Dans Brahms, où l’écriture pianistique est plus fournie, plus rhapsodique, il s’agit davantage de créer un climat, une couleur sonore qui viendra soutenir la voix. Les deux artistes s’accordent très bien dans cette veine-là, même si le piano fort sonore et très percussif de Kissin couvre souvent son partenaire dans le registre grave.
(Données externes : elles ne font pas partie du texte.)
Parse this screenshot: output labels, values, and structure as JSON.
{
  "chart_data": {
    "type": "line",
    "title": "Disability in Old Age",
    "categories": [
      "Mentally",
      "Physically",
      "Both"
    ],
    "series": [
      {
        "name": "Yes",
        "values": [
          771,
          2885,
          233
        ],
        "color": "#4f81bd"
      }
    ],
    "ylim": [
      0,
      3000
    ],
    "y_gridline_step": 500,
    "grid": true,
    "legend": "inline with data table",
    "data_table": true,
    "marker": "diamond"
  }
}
Goerne, dans un programme qui lui est pourtant très familier, chante ce soir avec lunettes et partitions ; il semble aussi avoir définitivement renoncé au cérémonial figé du récital de Lieder dont il supporte mal le carcan : le corps bouge beaucoup. Dans une sorte de danse incantatoire qui accompagne la ligne vocale, le chanteur s’engage avec énormément de liberté et d’expressivité, investit chaque mot, chaque note, en perpétuelle recherche de sens et d’émotion. Centré autour du poète Heinrich Heine et de son univers particulier, fait de romantisme exacerbé, d’humour décalé et d’une noirceur quasi constante, le programme confronte Schumann à Brahms, avec le Dichterliebe pour pièce de résistance. Seule la dernière partie du programme fera intervenir d’autres poètes, mais dans une veine guère différente. Autre particularité, il chante ce long programme (une heure vingt) sans interruption, enchaînant les parties les unes aux autres, sans prendre le moindre répit, au risque d’une certaine fatigue vocale, et sans laisser au public l’occasion d’applaudir. Il construit ainsi une progression dramatique continue, un véritable voyage émotionnel émaillé de nombreux moments de grâce.
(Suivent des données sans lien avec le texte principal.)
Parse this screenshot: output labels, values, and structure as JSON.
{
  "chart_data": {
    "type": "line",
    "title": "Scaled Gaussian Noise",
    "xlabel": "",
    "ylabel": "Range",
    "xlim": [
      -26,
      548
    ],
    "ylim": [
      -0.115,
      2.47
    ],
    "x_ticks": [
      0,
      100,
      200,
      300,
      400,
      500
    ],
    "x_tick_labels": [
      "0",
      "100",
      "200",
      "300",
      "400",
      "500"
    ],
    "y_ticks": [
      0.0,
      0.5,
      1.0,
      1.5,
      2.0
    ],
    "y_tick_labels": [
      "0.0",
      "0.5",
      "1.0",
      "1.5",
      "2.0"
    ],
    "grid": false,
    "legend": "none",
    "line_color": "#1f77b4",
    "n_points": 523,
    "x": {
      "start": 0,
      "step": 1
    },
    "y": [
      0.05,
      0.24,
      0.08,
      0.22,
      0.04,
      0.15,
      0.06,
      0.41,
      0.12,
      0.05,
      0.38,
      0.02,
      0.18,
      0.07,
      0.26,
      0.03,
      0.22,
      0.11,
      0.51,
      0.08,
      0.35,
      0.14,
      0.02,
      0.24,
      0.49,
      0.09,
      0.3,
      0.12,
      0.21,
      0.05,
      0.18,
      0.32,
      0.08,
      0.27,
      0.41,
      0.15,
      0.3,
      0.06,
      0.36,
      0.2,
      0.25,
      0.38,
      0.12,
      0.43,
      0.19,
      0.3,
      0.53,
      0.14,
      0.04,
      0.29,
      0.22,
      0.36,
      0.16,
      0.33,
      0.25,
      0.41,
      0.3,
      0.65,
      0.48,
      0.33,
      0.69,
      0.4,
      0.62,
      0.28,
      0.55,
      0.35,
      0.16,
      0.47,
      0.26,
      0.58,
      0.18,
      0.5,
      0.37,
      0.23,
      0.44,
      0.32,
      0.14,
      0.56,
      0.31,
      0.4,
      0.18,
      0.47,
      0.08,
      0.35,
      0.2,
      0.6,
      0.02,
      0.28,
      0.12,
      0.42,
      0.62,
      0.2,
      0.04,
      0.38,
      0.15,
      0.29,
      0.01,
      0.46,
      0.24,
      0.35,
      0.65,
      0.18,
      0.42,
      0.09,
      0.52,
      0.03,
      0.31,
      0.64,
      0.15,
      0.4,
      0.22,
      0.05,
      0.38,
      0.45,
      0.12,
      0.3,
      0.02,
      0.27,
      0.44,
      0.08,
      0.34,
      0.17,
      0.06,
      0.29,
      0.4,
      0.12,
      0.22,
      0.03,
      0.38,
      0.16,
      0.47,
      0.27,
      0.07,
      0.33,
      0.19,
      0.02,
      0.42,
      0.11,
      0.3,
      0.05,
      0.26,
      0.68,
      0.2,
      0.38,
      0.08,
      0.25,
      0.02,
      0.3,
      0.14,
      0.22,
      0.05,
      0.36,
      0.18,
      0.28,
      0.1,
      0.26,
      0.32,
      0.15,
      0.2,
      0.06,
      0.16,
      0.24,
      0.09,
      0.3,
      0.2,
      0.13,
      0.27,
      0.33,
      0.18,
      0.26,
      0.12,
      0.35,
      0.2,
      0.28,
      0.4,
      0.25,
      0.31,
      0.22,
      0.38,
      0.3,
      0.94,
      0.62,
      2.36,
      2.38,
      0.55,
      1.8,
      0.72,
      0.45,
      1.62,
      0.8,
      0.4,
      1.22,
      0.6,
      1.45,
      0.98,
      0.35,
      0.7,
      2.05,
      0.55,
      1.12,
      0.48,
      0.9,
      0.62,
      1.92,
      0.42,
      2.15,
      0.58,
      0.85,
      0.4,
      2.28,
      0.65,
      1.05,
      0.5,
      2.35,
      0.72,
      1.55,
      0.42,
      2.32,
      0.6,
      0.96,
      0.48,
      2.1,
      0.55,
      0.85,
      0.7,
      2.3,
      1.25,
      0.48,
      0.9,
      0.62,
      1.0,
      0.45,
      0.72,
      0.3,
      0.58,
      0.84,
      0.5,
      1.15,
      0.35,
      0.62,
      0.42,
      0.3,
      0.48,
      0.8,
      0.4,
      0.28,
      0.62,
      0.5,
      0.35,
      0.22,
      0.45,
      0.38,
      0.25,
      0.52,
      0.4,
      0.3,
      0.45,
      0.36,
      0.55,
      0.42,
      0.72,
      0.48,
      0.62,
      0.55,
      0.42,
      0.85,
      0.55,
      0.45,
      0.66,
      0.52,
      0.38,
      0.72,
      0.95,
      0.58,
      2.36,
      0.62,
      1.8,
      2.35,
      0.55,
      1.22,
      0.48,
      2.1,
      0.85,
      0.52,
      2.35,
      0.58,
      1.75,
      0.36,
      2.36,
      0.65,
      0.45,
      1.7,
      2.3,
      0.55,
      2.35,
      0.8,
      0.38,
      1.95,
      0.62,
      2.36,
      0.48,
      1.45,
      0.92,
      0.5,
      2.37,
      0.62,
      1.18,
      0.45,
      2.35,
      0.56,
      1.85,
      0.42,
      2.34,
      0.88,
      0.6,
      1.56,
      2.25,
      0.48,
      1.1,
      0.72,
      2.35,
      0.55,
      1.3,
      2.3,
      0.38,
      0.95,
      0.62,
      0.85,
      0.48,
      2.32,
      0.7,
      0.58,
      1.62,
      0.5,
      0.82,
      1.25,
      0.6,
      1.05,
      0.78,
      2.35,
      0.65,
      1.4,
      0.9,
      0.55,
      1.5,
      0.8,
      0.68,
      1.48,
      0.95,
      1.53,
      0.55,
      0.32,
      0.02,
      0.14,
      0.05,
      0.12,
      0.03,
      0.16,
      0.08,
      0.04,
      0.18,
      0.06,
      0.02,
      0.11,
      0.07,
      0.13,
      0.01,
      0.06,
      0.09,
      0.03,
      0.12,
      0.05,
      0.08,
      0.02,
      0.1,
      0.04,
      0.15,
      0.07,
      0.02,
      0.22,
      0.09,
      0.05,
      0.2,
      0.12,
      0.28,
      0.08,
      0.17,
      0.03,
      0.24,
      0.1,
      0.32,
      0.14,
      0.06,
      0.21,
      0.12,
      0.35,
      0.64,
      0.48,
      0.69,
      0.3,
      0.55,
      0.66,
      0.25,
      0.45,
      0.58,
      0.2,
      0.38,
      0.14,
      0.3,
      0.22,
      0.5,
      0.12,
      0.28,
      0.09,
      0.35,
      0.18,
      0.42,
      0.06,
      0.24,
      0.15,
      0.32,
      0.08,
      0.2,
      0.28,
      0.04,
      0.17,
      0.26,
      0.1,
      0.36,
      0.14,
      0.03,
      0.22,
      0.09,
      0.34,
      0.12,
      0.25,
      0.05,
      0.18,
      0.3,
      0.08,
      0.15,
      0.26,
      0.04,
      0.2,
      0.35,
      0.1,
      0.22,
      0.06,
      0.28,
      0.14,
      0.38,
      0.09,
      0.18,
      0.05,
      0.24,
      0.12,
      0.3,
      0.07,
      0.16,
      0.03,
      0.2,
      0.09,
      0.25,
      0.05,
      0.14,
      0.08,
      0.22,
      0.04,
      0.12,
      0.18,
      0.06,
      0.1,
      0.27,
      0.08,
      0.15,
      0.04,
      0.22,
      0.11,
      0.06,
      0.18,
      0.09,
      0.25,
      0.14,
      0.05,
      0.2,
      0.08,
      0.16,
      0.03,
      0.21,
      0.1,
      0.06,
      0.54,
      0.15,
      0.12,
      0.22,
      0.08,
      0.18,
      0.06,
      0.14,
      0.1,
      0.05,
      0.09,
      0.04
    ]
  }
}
L’interprétation de Goerne est magistrale de bout en bout, d’une remarquable intensité, d’une liberté absolue, qui emmène l’auditeur aussi loin que possible dans l’émotion. Il choisit le plus souvent des tempi très lents, ce qui entraîne parfois des respirations supplémentaires qu’on jugerait fautives chez un débutant, mais dont on se fiche pas mal ici tant elles sont bien faites. Le débit vocal suit le rythme du texte, peaufine les intentions, s’étale librement, surprenant plus d’une fois un pianiste sans doute habitué à plus de rigueur et moins de spontanéité.
La voix de Goerne évolue avec l’âge, elle s’enrichit dans le registre grave sans pour autant perdre les magnifiques couleurs qu’elle a toujours eues dans le medium – et même le haut medium, registres que le chanteur aborde en allégeant l’émission, en la plaçant très en avant du masque au risque d’une certaine nasalisation, mais qui permet une large palette et une diction très claire. Hélas, le piano très incisif et très présent de Kissin ne permet pas de tout entendre de ces subtilités, même si le résultat global reste du plus haut niveau et si les propositions des deux artistes maintiennent sans cesse l’attention du public en éveil.
Une longue standing ovation, suivie d’un seul bis, Lerchengesang op.70-2 de Brahms, chanté avec simplicité et émotion, viendra clore cette très belle soirée.